Carnival Corporation (NYSE:CCL) sailed higher in early trading after topping revenue, EPS, and adjusted EBITDA expectations with its Q3 earnings report.
The cruise line operator saw business soar during the quarter, with passengers carried up 40% year-over-year to 3.6M and passenger cruise days 46% higher to 25.8M. Carnival also posted its first post-pandemic profi, with adjusted net income of $1.18B vs. $1.01B consensus and -$688M a year ago. EPS was $0.86 vs. $0.73 consensus and -$0.58 a year ago.

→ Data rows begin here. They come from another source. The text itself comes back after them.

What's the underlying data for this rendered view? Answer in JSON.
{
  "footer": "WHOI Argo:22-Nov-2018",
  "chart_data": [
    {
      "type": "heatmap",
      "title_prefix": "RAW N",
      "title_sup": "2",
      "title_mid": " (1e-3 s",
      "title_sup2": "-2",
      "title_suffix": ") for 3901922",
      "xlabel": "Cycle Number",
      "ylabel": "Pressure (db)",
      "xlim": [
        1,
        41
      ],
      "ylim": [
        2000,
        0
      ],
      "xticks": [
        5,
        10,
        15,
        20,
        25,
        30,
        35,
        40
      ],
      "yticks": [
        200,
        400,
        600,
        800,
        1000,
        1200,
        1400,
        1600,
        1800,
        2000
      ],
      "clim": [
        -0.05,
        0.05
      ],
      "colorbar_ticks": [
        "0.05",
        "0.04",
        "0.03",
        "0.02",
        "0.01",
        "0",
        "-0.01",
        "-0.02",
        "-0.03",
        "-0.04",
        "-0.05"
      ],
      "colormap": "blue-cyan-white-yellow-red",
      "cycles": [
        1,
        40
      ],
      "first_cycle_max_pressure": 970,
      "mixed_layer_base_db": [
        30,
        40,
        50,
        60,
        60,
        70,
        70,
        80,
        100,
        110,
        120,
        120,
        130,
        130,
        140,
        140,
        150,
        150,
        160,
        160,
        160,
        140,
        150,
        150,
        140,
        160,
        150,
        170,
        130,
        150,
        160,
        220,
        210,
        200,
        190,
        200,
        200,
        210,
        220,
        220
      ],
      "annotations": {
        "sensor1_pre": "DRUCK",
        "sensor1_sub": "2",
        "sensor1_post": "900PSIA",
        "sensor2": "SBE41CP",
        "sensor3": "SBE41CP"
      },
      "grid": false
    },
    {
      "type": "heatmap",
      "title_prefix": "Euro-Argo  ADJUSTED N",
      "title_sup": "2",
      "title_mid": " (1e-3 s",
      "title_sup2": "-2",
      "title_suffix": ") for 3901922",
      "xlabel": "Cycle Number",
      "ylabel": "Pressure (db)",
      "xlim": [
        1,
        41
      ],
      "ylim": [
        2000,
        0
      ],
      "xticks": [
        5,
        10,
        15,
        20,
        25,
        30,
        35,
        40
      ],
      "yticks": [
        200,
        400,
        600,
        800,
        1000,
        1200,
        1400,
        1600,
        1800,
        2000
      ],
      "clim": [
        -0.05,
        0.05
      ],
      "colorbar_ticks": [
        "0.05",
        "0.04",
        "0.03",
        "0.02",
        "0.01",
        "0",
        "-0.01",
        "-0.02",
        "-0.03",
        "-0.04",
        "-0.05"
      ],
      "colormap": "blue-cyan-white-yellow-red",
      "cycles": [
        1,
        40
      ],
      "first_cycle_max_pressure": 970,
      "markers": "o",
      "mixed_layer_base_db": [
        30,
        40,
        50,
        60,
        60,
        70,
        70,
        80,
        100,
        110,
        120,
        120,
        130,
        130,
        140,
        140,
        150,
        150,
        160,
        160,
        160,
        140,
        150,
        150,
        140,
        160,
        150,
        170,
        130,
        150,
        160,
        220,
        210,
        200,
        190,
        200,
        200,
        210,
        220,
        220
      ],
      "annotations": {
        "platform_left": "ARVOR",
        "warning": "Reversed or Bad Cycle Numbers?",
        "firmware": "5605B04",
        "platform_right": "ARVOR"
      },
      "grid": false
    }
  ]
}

CEO Josh Weinstein said the outperformance during the quarter was driven by strength in demand, with both the North America and Australia segment and Europe segment equally outperforming expectations. The update on bookings was also very positive. Carnival (CCL) said the cumulative advanced booked position for 2024 is well above the high end of the historical range at higher prices than 2023 levels. CCL said that aligns with the yield management strategy to base load bookings, lengthen the booking curve and optimize net yields. “Our booked position for 2024 is further out than we have ever seen and at strong prices,” noted Weinstein. “With less remaining inventory to sell, despite a five percent increase in capacity, we are well positioned to drive pricing higher and deliver strong yield improvement in 2024,” he added.
Shares of Carnival (CCL) fell 0.80% in morning trading on Friday. A very slight narrowing of the top end of the full-year adjusted EBITDA guidance from CCL may have rattled some investors. Royal Caribbean (RCL) traded flat and Norwegian Cruise Line Holdings (NCLH) was down 2.15% after the Carnival (CCL) report.